There is so much time, effort, and physical waste that is generated by slightly redesigning phones every year purely for the sake of making sales (as opposed to meaningful improvement upon the existing design or introduction of a new hardware feature). Think not only of people upgrading for the sake of it, but all of the cases, screen protectors, and other assorted accessories cast in plastic for previous models that are garbage now.
It would be nice if we could just space these things out to 5 years or so now, because that's probably how long it takes for anything to change enough to justify a new model.
Of course when it was new the camera opened quickly. And then Apple made their OS more heavy weight every year until my phone slowed to a crawl.
And faster phones are nice, but I think it is worth considering how valuable that really is to us as users and a society, especially if the process involves making loads and loads of ewaste and consuming tons of new resources, and all the emissions their mining and transport involves, when we could simply keep our software slim and our old devices functional.
And the big companies will never do this. Do we need to force them to allow open software to run on these devices, so that clean builds can be patched and maintained when the company over bloats them or abandons them?

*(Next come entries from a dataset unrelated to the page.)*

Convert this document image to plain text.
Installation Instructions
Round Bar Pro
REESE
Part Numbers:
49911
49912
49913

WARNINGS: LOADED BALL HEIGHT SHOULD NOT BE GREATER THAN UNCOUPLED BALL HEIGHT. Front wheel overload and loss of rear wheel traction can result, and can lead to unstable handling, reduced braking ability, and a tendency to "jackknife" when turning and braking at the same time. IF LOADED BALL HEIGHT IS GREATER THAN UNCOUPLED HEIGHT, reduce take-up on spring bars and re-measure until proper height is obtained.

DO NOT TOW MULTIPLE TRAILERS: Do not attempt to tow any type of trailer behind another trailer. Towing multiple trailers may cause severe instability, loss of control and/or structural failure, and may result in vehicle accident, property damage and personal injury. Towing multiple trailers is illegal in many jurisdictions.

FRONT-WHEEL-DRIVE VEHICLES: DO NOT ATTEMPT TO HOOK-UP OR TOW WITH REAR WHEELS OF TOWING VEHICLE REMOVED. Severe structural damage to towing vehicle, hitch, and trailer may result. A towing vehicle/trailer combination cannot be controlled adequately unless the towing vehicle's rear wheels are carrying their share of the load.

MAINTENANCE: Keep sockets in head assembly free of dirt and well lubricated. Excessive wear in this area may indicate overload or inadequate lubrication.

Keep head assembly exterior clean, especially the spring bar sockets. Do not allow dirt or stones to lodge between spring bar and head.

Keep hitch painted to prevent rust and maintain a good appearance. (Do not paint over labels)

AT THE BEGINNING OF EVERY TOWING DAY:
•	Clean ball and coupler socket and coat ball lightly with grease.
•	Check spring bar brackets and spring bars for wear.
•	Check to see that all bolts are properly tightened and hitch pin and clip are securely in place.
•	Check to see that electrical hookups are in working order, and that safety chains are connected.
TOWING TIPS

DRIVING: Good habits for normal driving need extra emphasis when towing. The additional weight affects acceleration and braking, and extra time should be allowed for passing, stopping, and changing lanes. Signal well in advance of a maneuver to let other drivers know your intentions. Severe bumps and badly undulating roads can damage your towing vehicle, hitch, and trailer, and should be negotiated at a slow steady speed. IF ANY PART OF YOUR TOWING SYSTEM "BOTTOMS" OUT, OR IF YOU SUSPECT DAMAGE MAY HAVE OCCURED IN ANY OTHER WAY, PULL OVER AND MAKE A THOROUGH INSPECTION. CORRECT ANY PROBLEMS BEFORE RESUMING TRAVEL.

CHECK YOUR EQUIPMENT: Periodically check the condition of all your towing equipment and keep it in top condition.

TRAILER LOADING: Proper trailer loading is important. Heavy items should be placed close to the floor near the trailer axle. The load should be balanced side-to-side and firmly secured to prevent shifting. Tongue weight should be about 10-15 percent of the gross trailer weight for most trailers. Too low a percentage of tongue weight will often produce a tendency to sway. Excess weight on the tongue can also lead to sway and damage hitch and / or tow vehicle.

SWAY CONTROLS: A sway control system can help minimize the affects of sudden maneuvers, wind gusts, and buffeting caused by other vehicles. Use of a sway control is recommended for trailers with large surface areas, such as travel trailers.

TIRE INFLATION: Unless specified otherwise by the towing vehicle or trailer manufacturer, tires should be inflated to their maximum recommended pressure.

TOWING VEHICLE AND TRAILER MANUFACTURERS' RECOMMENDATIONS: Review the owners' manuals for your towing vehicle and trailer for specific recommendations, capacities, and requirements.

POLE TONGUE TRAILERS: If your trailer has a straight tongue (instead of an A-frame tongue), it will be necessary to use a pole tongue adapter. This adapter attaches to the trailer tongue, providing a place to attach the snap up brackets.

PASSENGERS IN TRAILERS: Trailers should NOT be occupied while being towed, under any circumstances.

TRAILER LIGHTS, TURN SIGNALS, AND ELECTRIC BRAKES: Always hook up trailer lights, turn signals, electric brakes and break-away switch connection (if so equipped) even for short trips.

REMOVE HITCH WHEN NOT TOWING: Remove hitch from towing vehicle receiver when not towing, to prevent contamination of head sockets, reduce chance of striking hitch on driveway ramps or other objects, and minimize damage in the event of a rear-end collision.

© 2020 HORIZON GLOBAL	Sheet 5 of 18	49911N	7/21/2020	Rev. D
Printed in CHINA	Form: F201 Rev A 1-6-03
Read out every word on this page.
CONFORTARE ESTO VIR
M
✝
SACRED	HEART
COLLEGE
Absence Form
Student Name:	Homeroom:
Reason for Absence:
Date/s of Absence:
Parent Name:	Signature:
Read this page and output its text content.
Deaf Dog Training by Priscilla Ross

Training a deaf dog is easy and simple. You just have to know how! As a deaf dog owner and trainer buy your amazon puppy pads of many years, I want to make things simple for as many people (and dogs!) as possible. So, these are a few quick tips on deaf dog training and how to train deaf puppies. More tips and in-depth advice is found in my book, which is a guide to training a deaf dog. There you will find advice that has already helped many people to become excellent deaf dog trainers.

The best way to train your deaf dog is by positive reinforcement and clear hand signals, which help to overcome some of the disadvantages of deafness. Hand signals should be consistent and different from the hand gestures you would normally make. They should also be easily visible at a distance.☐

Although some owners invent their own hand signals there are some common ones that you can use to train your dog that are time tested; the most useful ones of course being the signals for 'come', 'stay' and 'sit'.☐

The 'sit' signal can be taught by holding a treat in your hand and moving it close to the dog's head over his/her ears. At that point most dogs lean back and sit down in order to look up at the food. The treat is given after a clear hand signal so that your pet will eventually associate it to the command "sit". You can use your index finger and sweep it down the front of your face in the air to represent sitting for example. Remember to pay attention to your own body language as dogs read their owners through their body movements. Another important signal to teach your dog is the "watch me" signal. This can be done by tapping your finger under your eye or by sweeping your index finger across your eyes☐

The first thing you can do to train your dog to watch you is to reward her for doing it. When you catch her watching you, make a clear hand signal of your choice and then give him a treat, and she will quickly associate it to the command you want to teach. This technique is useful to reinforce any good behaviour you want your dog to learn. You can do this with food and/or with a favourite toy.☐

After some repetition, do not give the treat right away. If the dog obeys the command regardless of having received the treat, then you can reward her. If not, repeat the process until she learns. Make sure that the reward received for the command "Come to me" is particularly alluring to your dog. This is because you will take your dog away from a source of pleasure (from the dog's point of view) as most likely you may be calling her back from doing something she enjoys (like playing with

I mean, it is a bit unfair against Apple - some of the reason behind the OS getting more heavyweight is actually backporting new features in 7 year’s distance, many which actually has dedicated hardware in case of the more modern lineup.
Also, there is a big aspect which is independent of Apple: every app is getting more and more heavy, the same phone now has to open a 500MB facebook app, not a 70MB one (just random numbers).
Also, the whole “yearly replacement” thing is just.. not an actual thing. People on average change their phones every 3 years, where the accumulated small improvements do add up. But everyone is at a different point in the cycle, so it absolutely makes sense. Add to it how apple devices hold their value to an insane degree, often living 2nd-3rd lives, and one would be really hard-pressed to actually pinpoint apple as a threat against our planet - compared to cheap androids that are barely good for a single year due to instantly obsolete software, has no resale value whatsoever, and are absolutely single-use.
I am not a proponent of extreme capitalism/libertarianism, but I really have a hard time with a realistic business model that would be significantly better.
https://www.cnet.com/tech/mobile/apple-to-start-paying-out-5...
> I really have a hard time with a realistic business model that would be significantly better.
Well this one might be good for business, but as you can see, it is extremely bad for the individual.
But if they were genuinely just concerned about battery health, and not about their sales numbers, then why do the throttling covertly? Why not tell the user that throttling was happening, that it was related to power issues, and that they should consider a replacement battery?
The only thing that has changed is they now tell you if it’s happening.
Assuming for the moment that reboots were a serious concern, and not just a fabricated excuse... it's better for Apple's reputation for old phones to be slow than to be flaky.
With the former, people were assuming that Apple's shiny new OS required state-of-the-art hardware to run smoothly. It just appeared as if technology was advancing rapidly, and one had to buy the latest iPhone every year or two to keep up.
With the latter, there would be noone to blame but Apple, and they would develop a reputation for unreliable hardware, like Samsung or worse.
They still are. As a battery ages the internal resistance increases. This leads to brown-outs under high current. This isn’t unique to Apple, it’s just how batteries work.
Anything less is deceptive and anti-user.